The fine structural engineering of biomass-derived porous carbon is the key to maximize the specific capacitance and rate performance of capacitive carbon. Herein, a hierarchical porous carbon (HPC) has been fabricated from kapok fiber via oxalic acid hydrothermal coupled chemical activation strategy. Moderate concentration of oxalic acid hydrothermal treatment is beneficial to increase the concentration of concentration of CO, CO, and sp2 hybrid carbon atoms on fiber surface, and chemical activation accelerate the growth of integrated honeycomb microstructures and hierarchical pores, especially 1.0–2.0 nm micropores. The optimized HPC shows a high specific surface area of 2045 m2 g−1, moderate meso-macropore volume of 0.13 cm3 g−1, low ID/IG of 0.95, and well-developed honeycomb structure, which endows HPC with high ions adsorption capacity and fast kinetic behavior.
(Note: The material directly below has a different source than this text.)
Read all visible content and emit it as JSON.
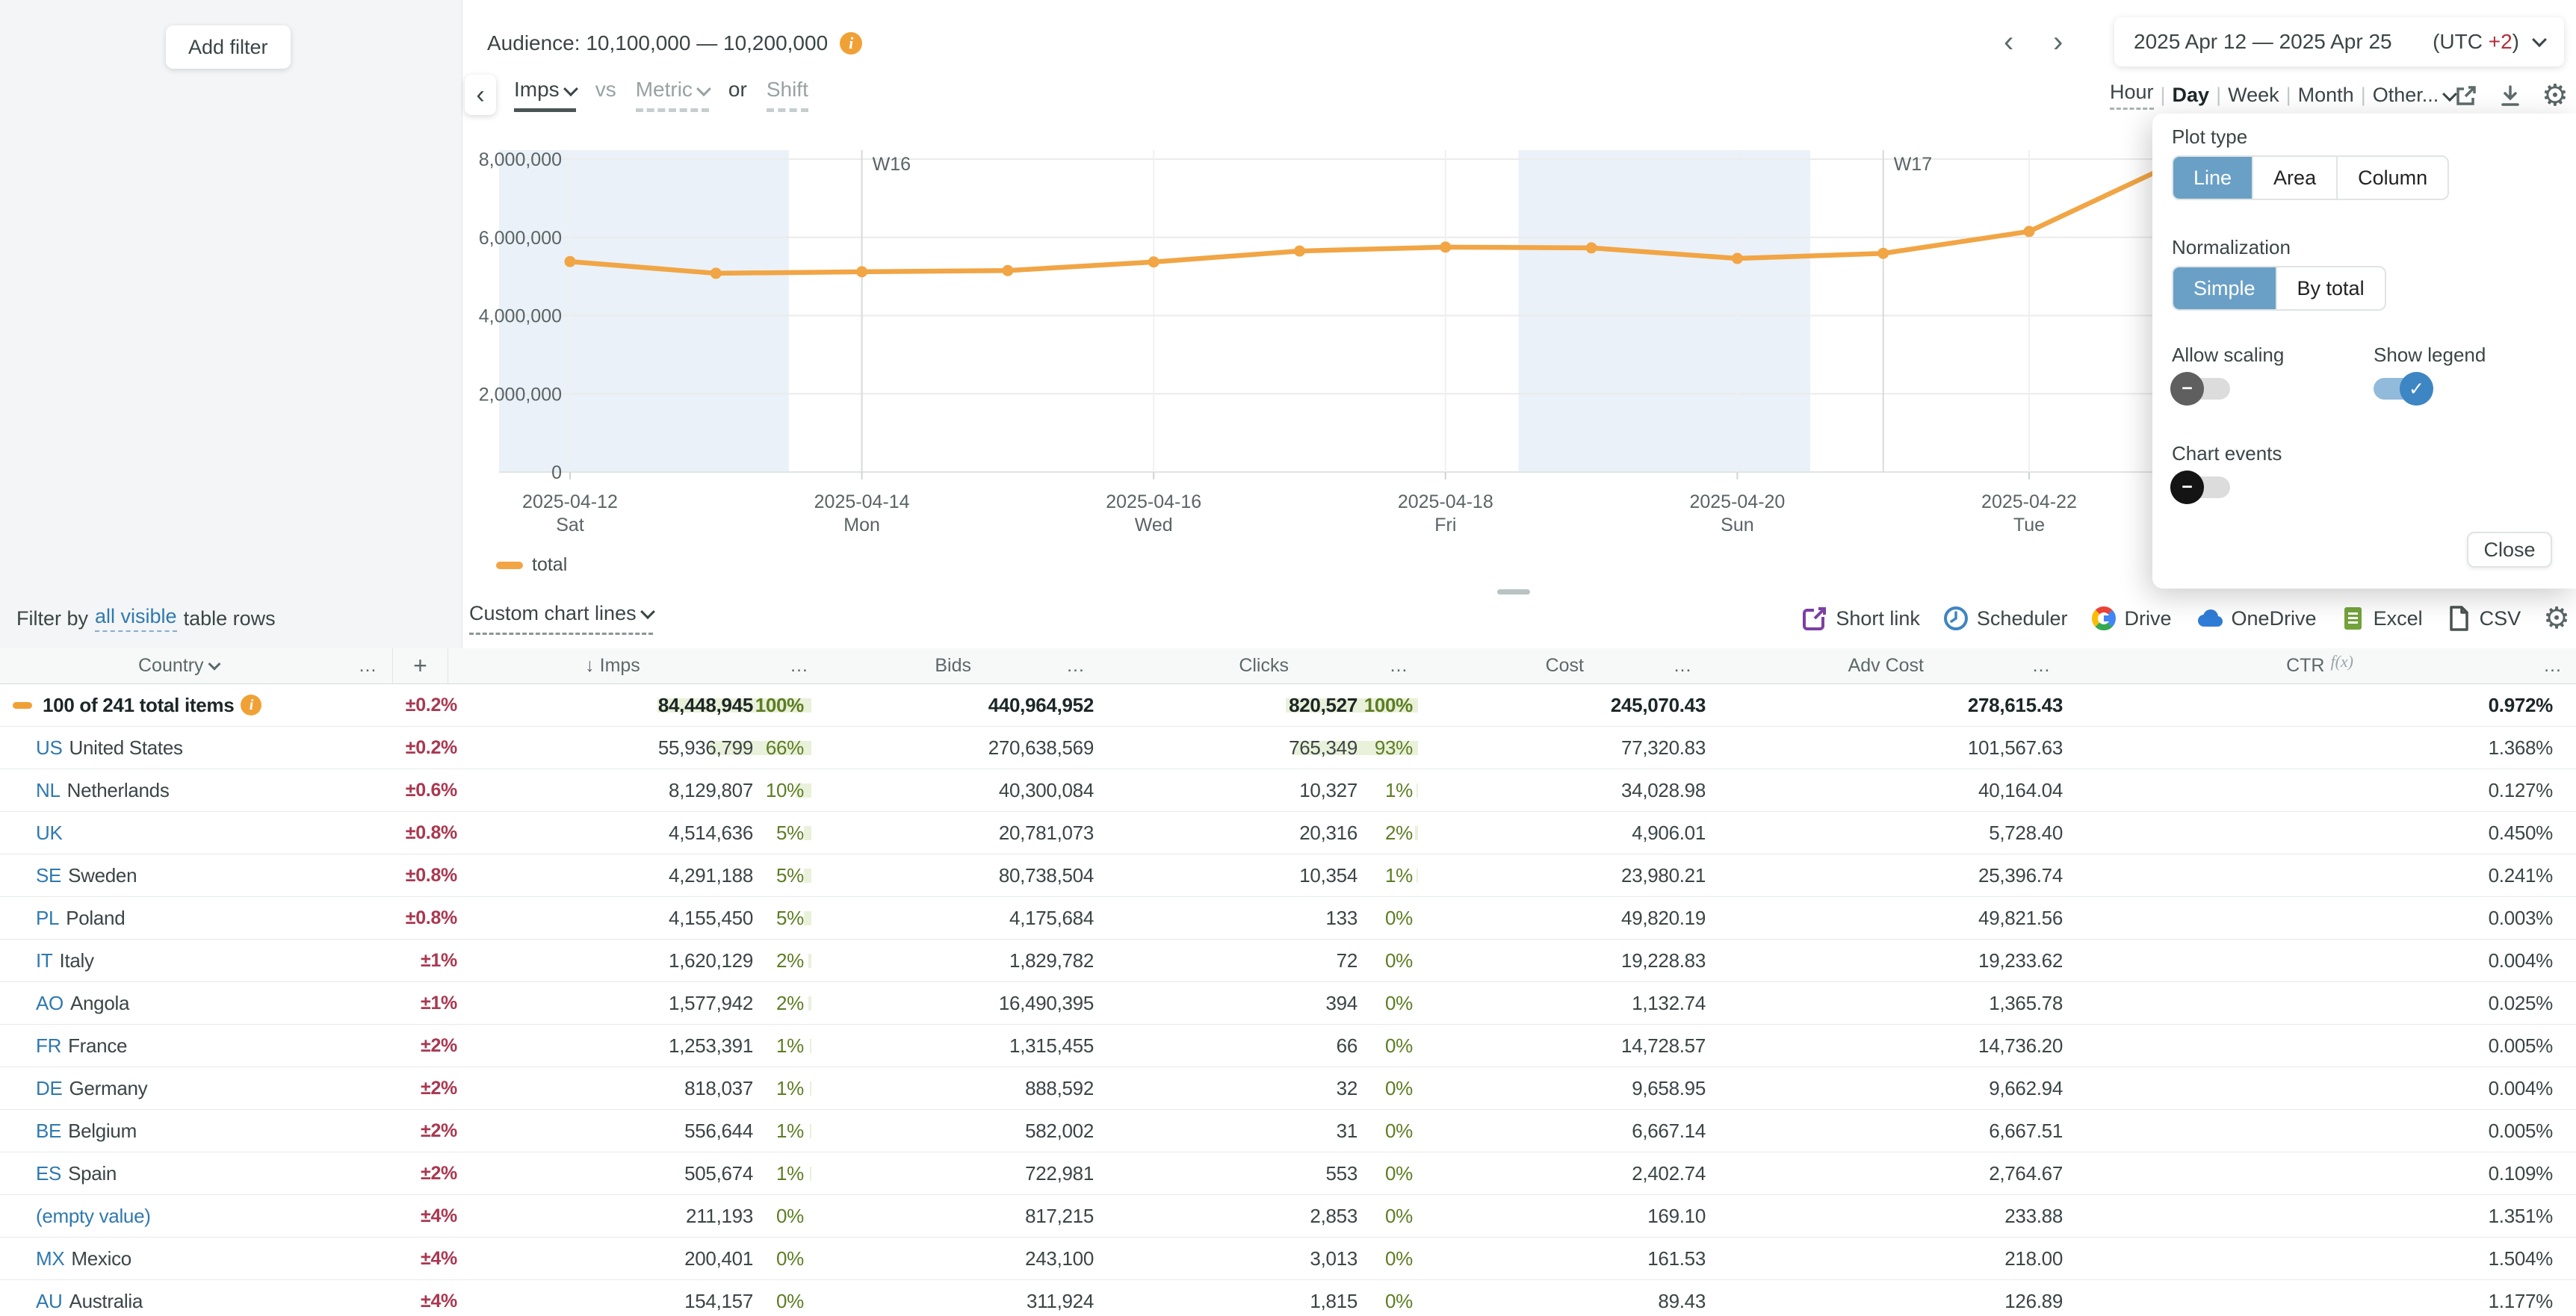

The optimized HPC exhibits a high specific capacitance of 305.5 F g−1 at 0.5 A g−1 and 194.0 F g−1 at 50 A g−1 in 6 M KOH electrolyte, with a high capacitance retention of 63.5 %. The assembled supercapacitor based on HPC delivers a higher energy density of 10.2 Wh kg−1 at power density of 150 W kg−1 in KOH electrolyte and 27.7 Wh kg−1 at 225 W kg−1 in Na2SO4/PVA gel electrolyte, and superb capacitance retention of 95 % for 20,000 cycles. This will also provide a potential strategy for biomass micro-composition modulation and hierarchical porous carbon structural regulation toward high performance electrode materials.